Film Review: ‘Spike Island’


It would seem that 2013 is shaping up to be the true second coming of legendary Manchurian outfit The Stone Roses. Following triumphant reunion gigs and an equally lauded documentary, Made of Stone, into the mix comes Roses-tinged teen tribute-cum-standalone rites of passage tale Spike Island (2012). It’s the summer of 1990 and the streets are filled with the sights and sounds of The Stone Roses, in both an aural and visual sense (the band’s Jackson Pollock-inspired, signature abstract paint splashes imaginatively invade the frame). Thus, anticipation is naturally high for six school chums on the cusp of adulthood.

Not only are the boys harbouring plans for pop world domination with their own band, Shadowcaster, but their musical heroes The Stone Roses have a huge outdoor gig planned at Spike Island. The gang are eager to get tickets, although frontman ‘Tits’ is in a quandary about making the date, owing to the fact that his cancer-stricken father is incredibly ill. With his older brother back in town offering the promise of a guest list, Tits and his gang press on with their quest, regardless. While the makers strive for authenticity throughout (writer/co-star Chris Coghill has clearly been exposed to the type of world the characters inhabit), Spike Island struggles at times to escape its low budget, BBC Three teen drama aesthetic.

Director Mat Whitecross does well with a limited budget (the CGI’d aerial shots of the titular gig are pretty impressive) but that dizzying verve and energy he brought to his debut feature Sex & Drugs & Rock & Roll is absent here. All the usual coming of age tropes are present and correct (sibling and parental clashes, awkward teen love triangles, valuable life lessons learnt) but it’s nothing we haven’t seen numerous times before. Overall the performances are decent. Looking for Eric’s Steve Evets is superb as Tits’ deteriorating father, and he dominates the brief scenes he’s in. The younger cast are pretty strong, too, with Game of Thrones star Emilia Clark contributing a nicely underplayed turn as the potential lover interest.

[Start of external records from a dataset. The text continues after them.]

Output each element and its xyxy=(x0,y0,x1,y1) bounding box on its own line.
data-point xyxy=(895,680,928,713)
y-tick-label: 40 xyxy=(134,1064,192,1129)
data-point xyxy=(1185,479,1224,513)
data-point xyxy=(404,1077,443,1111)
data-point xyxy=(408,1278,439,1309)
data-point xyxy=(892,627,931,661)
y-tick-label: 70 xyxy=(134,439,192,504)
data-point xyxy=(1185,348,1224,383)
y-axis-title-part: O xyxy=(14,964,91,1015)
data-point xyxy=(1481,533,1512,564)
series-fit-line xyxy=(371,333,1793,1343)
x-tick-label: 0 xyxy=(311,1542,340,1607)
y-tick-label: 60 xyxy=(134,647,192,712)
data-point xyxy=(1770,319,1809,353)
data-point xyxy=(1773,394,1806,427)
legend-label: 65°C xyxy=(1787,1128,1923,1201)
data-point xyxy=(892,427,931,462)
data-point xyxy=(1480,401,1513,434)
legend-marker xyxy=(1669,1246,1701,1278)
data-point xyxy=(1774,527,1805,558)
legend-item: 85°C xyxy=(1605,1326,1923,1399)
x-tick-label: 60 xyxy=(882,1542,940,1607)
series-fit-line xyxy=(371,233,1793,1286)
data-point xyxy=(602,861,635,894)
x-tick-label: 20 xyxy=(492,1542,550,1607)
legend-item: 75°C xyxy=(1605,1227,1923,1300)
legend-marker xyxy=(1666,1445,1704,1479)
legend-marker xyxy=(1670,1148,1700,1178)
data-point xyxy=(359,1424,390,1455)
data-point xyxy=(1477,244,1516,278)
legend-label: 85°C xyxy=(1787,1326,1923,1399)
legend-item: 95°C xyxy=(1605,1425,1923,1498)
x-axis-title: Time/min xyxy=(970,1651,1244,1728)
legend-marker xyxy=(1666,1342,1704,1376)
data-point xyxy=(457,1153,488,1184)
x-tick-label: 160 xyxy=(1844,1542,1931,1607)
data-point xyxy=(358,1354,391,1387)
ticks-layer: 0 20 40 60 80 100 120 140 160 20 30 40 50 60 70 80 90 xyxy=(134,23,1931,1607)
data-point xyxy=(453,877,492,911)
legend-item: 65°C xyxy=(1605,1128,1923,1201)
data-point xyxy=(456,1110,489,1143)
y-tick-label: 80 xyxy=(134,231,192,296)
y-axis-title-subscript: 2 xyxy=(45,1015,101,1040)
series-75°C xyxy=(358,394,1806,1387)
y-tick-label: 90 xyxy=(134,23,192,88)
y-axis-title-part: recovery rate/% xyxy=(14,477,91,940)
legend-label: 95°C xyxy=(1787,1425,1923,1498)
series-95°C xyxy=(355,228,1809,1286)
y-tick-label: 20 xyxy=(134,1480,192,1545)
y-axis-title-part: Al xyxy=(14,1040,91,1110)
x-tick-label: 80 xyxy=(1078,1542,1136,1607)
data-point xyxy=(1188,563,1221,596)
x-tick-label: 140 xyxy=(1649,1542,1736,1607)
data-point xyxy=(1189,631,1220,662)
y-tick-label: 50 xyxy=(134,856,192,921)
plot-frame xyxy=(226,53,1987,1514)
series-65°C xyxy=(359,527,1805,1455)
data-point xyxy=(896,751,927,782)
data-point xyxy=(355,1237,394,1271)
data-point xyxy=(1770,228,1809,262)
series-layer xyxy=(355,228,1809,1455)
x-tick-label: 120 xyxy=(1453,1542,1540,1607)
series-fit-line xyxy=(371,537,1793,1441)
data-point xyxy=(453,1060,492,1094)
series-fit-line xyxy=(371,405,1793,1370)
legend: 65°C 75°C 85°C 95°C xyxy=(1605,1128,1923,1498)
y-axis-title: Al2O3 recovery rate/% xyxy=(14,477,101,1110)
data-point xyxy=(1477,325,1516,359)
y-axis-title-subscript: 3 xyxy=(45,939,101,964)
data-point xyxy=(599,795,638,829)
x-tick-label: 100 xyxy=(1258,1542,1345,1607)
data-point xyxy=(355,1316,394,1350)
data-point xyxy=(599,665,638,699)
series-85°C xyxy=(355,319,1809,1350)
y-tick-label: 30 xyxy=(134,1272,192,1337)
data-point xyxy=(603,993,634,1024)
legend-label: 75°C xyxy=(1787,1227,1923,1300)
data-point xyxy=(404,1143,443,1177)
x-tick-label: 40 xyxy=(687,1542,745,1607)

The biggest shame is that the generous number of Roses tracks in the film are rarely used effectively, failing to really breathe life or bring context into the scenes in which they play. Spike Island is a sometimes engaging look at the dreams of youth (a nice transcendental moment sees Tits and his band making beautiful music inside their rundown rehearsal shed) but given that it’s being released so soon after Shane Meadows’ Made of Stone – following a previous stint on the schedule of the now defunct Revolver Entertainment – serves simply as a reminder that the definitive fan film to is already out there.